Abstract
Objectives
Longitudinal data are prevalent in clinical research; due to their correlated nature, special analysis must be used for this type of data. Creatinine is an important marker in predicting end-stage renal disease, and it is recorded longitudinally. This study compared the prediction performance of linear regression (LR), linear mixed-effects model (LMM), least-squares support vector regression (LS-SVR), and mixed-effects least-squares support vector regression (MLS-SVR) methods to predict serum creatinine as a longitudinal outcome.
Methods
We used a longitudinal dataset of hemodialysis patients in Hamadan city between 2013 and 2016. To evaluate the performance of the methods in serum creatinine prediction, the data was divided into two sets of training and testing samples.
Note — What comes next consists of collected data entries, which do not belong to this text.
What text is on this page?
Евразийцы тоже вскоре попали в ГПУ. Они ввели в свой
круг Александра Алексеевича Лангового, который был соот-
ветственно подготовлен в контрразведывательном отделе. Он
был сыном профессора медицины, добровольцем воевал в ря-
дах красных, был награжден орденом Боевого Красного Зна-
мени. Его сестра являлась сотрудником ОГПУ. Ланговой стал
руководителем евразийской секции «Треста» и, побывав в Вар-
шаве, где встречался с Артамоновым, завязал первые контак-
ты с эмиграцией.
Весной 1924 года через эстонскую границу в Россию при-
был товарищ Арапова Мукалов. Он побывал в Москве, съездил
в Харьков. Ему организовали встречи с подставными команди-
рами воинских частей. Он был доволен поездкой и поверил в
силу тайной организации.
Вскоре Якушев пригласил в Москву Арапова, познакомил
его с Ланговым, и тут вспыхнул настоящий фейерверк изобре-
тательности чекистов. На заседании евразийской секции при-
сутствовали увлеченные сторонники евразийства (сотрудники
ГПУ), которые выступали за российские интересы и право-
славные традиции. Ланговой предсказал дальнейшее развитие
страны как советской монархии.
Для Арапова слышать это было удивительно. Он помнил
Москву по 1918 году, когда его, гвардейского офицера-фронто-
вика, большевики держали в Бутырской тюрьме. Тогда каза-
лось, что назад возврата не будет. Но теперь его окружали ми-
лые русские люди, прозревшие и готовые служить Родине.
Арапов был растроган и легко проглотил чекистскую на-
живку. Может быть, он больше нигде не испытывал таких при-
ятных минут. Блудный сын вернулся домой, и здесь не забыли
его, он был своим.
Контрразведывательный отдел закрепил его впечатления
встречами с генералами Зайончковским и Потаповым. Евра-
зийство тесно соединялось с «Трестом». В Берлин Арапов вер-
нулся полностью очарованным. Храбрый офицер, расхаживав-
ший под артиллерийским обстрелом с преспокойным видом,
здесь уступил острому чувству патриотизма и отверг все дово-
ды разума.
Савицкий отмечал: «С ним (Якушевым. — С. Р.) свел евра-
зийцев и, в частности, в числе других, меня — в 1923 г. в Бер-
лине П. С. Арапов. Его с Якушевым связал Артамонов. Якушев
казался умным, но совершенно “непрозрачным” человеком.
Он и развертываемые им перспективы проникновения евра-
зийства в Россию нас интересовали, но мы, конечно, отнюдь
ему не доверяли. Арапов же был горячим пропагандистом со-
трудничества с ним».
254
Then LR, LMM, LS-SVR, and MLS-SVR were fitted. The prediction performance was assessed and compared in terms of mean squared error (MSE), mean absolute error (MAE), mean absolute prediction error (MAPE), and determination coefficient (R2). Variable importance was calculated using the best model to select the most important predictors.
Results
The MLS-SVR outperformed the other methods in terms of the least prediction error; MSE = 1.280, MAE = 0.833, and MAPE = 0.129 for the training set and MSE = 3.275, MAE = 1.319, and MAPE = 0.159 for the testing set. Also, the MLS-SVR had the highest R2, 0.805 and 0.654 for both the training and testing samples, respectively. Blood urea nitrogen was the most important factor in the prediction of creatinine.
Chronic renal failure (CRF) is an irreversible kidney condition that leads to end-stage renal disease (ESRD) [1]. ESRD patients require replacement interventions, such as kidney transplant or hemodialysis. Globally, ESRD is a substantial issue in the medical field. In the absence of replacement interventions for these patients, ESRD leads to death [2]. There were about 3,730,000 patients in ESRD by the end of 2016. Taiwan, Japan, and the United States have the highest ESRD prevalence in the world [3]. In Iran, ESRD prevalence is 610 per million people, which is greater than the global average (580 per one million people) [3]. Seventy percent of ESRD patients receive hemodialysis treatment. Due to the 5% to 6% annual increase in ESRD incidence and 1.1% increase in the global population, ESRD has become a major global health issues [3].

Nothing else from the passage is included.